Review Summary: Sadness with a smile.
When Mass Of The Fermenting Dregs called it quits after only one full album, mostly due to health issues for guitarist Chiemi Ishimoto, it felt like one of Japan's best young indie bands was lost. Combining the thunderous assault and matsuri-tinged guitar melodies of Number Girl with Natsuko Miyamoto's bright, accessible demeanor, MOTFD successfully bridged the realms of dense 90s alternative with a poppy accessibility. They seemed poised to crank out one memorable anime theme after the next prior to their untimely demise.
Over the past few years, the band slowly reassembled around new guitarist Naoya Ogura, playing shows in Japan and Canada, and here in 2018, we finally have a new record. It's probably the poppiest MOTFD release yet, but still finds room to experiment on songs like "If Only" and "No New World." the best songs are those that start and end the record. "New Order" and "Asahinagu" are a one-two punch of exciting and immediately charming indie rock. Yet there's an underlying melancholy new to the band's music that lends an additional dimension not heard before. This shows up on the title track but is most conspicuous on album standout "Sugar," a wistfully sad song where Miyamoto reveals a new dimension to her vocals even as the band retains their punchy, dynamic sound.
If this song is the band at their most heartfelt, closer "Slow-Motion Replay" represents their poppier side at its finest, and it's so good that it makes the listener almost forget about the quality songs that preceded it. It also sounds the most like a song that could have been on their previous album, or their self-titled EP. Even here, there's a periphery of melancholy not found in their older work that speaks of a band maturing and incorporating a more diverse range of emotion into their songs.

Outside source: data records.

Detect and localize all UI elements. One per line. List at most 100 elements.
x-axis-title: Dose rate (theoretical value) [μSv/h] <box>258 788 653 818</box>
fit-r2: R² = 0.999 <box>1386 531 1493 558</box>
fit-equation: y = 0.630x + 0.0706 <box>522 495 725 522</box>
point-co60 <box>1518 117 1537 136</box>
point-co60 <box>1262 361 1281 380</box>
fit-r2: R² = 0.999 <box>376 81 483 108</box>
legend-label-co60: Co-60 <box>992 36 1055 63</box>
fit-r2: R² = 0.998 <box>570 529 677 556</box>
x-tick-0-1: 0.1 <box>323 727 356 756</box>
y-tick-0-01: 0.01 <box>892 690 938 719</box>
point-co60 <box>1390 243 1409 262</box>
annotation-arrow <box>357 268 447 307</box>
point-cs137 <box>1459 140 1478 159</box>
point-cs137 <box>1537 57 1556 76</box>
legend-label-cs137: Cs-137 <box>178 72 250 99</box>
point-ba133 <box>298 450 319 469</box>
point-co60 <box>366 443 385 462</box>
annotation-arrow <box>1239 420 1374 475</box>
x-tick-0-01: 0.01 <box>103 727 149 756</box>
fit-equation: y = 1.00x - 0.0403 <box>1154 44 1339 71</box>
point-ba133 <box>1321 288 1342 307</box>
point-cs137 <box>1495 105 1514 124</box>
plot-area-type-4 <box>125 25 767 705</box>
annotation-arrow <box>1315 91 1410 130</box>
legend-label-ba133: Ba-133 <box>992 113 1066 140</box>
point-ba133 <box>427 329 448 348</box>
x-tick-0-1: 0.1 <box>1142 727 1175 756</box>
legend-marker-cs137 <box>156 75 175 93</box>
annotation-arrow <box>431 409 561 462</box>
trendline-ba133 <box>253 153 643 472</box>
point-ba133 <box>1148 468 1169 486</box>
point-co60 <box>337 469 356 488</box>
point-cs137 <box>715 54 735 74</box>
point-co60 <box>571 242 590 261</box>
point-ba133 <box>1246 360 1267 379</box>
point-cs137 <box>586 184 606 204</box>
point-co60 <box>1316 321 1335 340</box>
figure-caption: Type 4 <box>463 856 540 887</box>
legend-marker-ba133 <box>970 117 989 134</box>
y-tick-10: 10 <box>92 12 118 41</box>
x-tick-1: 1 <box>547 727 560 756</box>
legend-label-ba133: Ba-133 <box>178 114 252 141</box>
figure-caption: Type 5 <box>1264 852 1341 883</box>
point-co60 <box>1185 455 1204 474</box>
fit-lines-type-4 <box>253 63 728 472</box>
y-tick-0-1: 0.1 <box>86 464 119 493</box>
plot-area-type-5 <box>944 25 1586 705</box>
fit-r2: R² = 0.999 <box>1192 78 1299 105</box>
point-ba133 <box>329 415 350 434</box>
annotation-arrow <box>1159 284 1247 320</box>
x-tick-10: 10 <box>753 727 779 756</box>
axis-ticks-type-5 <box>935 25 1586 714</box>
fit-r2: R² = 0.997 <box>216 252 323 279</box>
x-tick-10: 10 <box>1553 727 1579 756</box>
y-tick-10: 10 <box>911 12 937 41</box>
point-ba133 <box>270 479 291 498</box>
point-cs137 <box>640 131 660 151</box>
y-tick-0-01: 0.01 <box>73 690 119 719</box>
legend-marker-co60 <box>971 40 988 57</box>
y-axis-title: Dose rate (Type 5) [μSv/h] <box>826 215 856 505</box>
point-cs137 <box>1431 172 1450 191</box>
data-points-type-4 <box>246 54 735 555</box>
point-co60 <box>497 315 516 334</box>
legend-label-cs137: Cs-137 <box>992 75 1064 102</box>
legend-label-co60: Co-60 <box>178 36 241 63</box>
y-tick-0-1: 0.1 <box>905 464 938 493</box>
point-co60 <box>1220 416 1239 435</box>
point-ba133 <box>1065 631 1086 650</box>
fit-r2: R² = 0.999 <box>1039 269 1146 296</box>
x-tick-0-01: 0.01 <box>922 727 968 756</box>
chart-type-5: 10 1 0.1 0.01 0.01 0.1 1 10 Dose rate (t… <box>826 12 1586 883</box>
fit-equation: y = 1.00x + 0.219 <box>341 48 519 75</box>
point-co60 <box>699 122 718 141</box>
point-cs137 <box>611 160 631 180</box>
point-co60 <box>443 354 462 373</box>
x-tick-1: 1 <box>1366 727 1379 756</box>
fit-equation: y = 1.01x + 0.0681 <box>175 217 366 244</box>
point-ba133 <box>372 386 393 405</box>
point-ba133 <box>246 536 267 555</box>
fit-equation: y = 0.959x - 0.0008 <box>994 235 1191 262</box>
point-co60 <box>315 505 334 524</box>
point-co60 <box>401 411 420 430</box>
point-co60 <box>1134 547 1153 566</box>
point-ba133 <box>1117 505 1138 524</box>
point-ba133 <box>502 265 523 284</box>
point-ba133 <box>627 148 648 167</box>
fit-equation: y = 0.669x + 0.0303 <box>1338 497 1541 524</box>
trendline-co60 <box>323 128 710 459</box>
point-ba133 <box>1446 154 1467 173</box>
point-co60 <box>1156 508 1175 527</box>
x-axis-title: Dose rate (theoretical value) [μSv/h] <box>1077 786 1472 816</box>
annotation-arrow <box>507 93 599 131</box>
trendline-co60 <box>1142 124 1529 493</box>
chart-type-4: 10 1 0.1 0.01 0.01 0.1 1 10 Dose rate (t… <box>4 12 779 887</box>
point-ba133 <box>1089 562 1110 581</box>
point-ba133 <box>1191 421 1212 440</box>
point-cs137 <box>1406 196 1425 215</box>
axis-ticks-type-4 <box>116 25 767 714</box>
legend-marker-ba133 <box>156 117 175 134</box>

No New World isn't an entirely satisfying affair, with a midsection that's less memorable than its bookends and a short track or two in the midst that feels like outtake filler. Mass Of The Fermenting Dregs still haven't quite figured out how to make an entire album consistently good, but the best parts of No New World show the band growing in some subtle but important ways - while remaining as endearing as if they've never left.